Minors – Abject Bodies (Holy Roar Records)

Sunday, 17th February 2019
Rating: 7.5/10

What does it mean to really be bleak and destructive? Is it something that is peppered with explosive riffs and noisy, rattling of drums and vocals? Or is it something that makes you want to swirl around in an abyss of self-loathing? In the case of Minors, they manage to make it into a little bit of both.
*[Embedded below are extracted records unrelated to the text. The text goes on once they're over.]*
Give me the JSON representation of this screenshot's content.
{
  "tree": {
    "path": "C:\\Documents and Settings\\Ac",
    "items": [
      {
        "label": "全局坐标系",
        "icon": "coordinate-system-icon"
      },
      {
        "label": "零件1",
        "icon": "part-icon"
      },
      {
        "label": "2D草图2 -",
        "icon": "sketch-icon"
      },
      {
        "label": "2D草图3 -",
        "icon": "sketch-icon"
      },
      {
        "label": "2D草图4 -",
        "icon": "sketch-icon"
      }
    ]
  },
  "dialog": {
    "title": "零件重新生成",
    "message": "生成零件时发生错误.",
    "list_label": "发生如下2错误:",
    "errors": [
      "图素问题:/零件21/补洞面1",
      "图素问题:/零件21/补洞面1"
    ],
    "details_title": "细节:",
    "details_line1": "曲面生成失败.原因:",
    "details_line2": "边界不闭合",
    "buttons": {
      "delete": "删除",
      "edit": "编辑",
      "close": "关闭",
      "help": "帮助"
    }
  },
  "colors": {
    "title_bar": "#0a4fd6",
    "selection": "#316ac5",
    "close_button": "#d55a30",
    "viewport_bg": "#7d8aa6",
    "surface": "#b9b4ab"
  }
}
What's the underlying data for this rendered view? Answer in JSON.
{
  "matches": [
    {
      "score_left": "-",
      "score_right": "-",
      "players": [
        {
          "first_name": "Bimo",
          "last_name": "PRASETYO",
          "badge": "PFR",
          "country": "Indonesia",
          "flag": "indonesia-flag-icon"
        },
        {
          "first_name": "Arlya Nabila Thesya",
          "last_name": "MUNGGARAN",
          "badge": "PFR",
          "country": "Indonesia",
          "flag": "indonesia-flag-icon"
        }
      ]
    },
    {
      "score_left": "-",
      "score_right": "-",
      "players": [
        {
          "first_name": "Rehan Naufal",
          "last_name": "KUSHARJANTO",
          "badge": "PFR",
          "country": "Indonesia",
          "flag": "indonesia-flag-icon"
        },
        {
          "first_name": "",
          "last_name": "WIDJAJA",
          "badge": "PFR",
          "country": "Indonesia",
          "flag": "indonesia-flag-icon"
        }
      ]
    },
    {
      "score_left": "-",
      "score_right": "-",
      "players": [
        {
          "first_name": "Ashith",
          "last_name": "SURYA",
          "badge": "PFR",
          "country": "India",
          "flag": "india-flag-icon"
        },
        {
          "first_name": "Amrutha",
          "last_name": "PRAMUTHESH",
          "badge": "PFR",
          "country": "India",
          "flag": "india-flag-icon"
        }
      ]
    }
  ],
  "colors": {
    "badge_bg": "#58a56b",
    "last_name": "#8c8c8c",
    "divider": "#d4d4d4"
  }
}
Despite there only being 30-minutes and seven songs, Minors present two different views of extremity on Abject Bodies. The first five tracks embrace more of a blistering and scathing tempo (with some occasional dips into slower, sludgier territory – see “Flesh Prison”) and succeed in hitting the battering ram mentality that merges caustic metallic riffs with powerviolence and rage. The guitar tone really sells things here, feeding you into the fray and disorienting with ugly sounds that would make some curl up into a corner. It’s riveting stuff, and as “Boneyard” bleeds into “Erode,” this over-the-top carnage twists its way into more sludgy/doomy territory that lumbers a much heftier type of riffage. The vibe is still a bit toxic, but “Erode” crawls and lurks in the shadows instead of grabbing you by the throat. While it lingers a bit too long, the closer “Garden of Dismalism” takes that more suffocating feeling of the previous track and turns it into a slow burner that escalates in tone and anger instead of staying constant, weaving a nice feeling of both parts of the band’s repertoire.

Full of vitriol and malice, Minors can do both throttling destruction with a hardcore/powerviolence vibe and then sink their teeth into something more introspective and dark. While the former may be more initially compelling, the band is onto something that works for them and keeps them from being viewed as a mere one-trick pony.